When it feels like “I constantly want to sleep during the day”, it is easy to blame yourself for laziness, weakness or lack of willpower. In reality, sleepiness is the body’s language, not a verdict on your character. And you can work with it step by step.

It is helpful to choose one or two small steps for the next two to three weeks instead of trying to change everything at once. For example:

  • Stabilize your sleep schedule. Choose an approximate bedtime and wake-up time and keep them within a one-hour range, even on weekends.
  • Make your evenings a bit calmer. Less bright screens 40–60 minutes before bed and more routine, soothing activities: a shower, stretching, light reading.
  • Add short “recovery windows” during the day. 5–10 minutes of a quiet walk, breathing practice, stretching or simply a mindful break without your phone.
  • Try a lighter lunch. Sometimes it is enough to swap very heavy meals for lighter ones so you are not “knocked out” by sleep after eating.
  • Track the link between anxiety and sleepiness. Notice on which days sleepiness is especially strong, what preceded it, what news, meetings or stressors were around.

If you want to tidy up your evenings in a more systematic way, take a look at our article on evening habits for better sleep — it gathers examples of gentle rituals that make falling asleep easier.

Adult hands filling out a sleep and wellbeing diary on a table

A simple sleep and sleepiness diary can also help.

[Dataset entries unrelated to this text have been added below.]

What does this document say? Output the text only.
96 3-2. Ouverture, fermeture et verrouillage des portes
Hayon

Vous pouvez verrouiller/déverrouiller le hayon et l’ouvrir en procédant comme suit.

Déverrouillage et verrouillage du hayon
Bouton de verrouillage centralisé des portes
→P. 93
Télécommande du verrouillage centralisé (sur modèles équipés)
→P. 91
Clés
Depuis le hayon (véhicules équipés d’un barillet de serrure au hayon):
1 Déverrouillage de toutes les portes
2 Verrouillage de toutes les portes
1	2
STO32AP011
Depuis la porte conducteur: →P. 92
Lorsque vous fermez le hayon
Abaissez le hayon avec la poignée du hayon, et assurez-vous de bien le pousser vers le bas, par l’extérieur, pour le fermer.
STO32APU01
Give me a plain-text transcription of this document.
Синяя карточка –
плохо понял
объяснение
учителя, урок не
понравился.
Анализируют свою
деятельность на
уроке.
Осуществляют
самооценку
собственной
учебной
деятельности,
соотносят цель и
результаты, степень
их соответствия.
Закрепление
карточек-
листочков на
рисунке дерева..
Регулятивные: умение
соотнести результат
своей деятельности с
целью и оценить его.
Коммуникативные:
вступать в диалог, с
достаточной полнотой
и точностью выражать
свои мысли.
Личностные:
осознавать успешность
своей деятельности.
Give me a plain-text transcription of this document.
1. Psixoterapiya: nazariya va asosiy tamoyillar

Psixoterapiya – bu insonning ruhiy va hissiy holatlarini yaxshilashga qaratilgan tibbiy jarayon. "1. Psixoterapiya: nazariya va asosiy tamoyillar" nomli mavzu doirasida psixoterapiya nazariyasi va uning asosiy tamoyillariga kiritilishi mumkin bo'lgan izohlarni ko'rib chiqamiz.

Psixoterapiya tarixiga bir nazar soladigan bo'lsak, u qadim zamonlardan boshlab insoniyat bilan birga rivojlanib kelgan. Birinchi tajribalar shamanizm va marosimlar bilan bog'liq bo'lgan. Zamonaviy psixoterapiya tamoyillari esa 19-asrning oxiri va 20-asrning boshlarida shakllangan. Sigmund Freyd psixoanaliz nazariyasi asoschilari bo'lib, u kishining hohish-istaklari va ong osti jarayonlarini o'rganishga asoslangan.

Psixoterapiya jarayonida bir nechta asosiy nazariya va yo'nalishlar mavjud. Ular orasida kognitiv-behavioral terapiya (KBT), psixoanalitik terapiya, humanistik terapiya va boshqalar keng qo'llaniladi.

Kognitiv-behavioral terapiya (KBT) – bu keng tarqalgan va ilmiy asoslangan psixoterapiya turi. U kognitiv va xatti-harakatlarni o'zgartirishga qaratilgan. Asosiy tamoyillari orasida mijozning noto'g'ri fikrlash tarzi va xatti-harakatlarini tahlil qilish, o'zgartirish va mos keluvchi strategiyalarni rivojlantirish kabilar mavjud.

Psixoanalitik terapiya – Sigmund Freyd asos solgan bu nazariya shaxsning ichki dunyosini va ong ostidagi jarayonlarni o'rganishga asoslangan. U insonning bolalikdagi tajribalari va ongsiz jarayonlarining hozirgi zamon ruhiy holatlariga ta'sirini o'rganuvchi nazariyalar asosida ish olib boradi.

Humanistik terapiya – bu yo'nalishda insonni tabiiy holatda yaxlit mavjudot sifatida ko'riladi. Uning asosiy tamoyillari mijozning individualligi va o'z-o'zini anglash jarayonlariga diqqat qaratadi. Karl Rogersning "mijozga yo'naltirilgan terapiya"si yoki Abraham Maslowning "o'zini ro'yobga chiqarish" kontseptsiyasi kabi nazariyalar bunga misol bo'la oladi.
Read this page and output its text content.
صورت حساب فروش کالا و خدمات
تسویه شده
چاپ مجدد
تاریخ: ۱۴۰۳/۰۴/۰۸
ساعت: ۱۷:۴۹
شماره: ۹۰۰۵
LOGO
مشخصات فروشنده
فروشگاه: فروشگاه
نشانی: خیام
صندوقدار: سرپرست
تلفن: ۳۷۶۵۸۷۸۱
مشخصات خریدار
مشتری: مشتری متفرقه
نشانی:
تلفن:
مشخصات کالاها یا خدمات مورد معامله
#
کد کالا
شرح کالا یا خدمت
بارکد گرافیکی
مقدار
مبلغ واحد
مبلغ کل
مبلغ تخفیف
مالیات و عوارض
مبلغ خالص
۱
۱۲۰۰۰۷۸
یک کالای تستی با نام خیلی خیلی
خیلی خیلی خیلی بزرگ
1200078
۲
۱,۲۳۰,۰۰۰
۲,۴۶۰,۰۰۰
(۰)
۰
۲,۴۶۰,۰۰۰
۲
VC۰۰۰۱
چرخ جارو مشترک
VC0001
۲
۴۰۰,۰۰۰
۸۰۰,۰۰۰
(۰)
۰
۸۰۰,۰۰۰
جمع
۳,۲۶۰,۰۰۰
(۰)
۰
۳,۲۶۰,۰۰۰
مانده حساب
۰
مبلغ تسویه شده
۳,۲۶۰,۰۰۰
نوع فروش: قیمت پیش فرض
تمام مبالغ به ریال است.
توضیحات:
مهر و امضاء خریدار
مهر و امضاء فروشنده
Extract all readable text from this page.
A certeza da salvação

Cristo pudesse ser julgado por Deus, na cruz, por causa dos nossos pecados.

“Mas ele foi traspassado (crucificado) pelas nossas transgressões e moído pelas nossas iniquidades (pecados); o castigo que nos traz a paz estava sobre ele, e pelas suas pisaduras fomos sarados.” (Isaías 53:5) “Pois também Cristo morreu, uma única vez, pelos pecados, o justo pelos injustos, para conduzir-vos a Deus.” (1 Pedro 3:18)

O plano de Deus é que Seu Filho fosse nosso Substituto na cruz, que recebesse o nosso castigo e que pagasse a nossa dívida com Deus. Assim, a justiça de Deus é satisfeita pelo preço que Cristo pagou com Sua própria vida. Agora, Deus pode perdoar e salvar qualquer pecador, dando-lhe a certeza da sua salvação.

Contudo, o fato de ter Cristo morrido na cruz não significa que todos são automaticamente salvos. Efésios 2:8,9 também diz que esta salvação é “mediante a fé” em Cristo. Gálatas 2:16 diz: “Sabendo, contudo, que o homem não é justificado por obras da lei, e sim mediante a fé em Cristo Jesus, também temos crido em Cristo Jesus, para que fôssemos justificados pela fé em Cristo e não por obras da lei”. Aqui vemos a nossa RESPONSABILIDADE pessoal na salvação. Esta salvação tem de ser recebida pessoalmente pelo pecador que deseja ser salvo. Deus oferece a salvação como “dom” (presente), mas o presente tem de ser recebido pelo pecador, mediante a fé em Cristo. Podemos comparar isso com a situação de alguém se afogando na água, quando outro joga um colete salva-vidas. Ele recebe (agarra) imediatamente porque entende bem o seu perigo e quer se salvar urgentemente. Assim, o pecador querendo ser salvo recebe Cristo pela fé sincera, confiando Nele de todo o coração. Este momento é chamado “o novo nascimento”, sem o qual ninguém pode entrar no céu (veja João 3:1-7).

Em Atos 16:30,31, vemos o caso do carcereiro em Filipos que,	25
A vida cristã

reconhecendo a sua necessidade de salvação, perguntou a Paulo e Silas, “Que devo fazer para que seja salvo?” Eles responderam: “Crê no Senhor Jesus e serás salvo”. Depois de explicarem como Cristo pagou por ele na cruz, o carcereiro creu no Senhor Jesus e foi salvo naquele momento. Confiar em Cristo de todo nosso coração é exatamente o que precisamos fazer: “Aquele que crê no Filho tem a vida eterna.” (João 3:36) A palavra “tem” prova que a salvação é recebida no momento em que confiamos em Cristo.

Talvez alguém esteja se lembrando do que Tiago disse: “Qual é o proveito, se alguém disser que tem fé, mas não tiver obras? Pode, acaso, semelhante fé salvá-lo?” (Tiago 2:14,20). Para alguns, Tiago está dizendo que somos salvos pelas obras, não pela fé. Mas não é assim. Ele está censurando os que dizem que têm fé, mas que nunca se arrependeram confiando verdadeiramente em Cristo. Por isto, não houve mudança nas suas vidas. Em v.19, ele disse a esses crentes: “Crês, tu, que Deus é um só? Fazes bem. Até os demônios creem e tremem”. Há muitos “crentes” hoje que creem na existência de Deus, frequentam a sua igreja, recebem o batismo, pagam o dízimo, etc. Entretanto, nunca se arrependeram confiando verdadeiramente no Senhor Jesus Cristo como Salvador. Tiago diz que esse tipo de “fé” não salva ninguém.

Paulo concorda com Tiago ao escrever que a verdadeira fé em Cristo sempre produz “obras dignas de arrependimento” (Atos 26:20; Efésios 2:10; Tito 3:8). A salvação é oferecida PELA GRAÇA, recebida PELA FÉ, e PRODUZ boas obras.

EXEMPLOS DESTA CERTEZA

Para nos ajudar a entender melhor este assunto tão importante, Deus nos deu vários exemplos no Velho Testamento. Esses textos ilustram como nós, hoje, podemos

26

For one to two weeks, write down:

  • when you went to bed and when you actually fell asleep (approximately);
  • how many times you woke up and why;
  • your energy level in the morning, afternoon and evening on a scale from 1 to 10;
  • episodes when you particularly strongly wanted to sleep during the day;
  • special events of the day: stress, conflict, an important meeting, changes in diet.

We explain separately in the article on sleep diary and anxiety how to use a sleep diary not only to work with your schedule but also with anxious thoughts before bed.

Such a diary does not turn you into a “patient”, but it does give you — and, if needed, your doctor — a real picture instead of scattered impressions. Often, already at the stage of recording, people notice that there are days when sleepiness is milder, and you can lean on these days to build change.

If after a few weeks of small changes you notice at least slight relief, this is already a sign that the nervous system is responding. If sleepiness does not decrease and the thought “I constantly want to sleep during the day” only grows louder, this is a reason not to blame yourself but to seek professional help.

Daytime sleepiness is not an enemy and not a sign of weakness. It is a way for the body to say: “this is hard for me, I need different conditions.” Listening to this voice is the first step toward making your day stop being a battle with sleepiness and become a space for living again.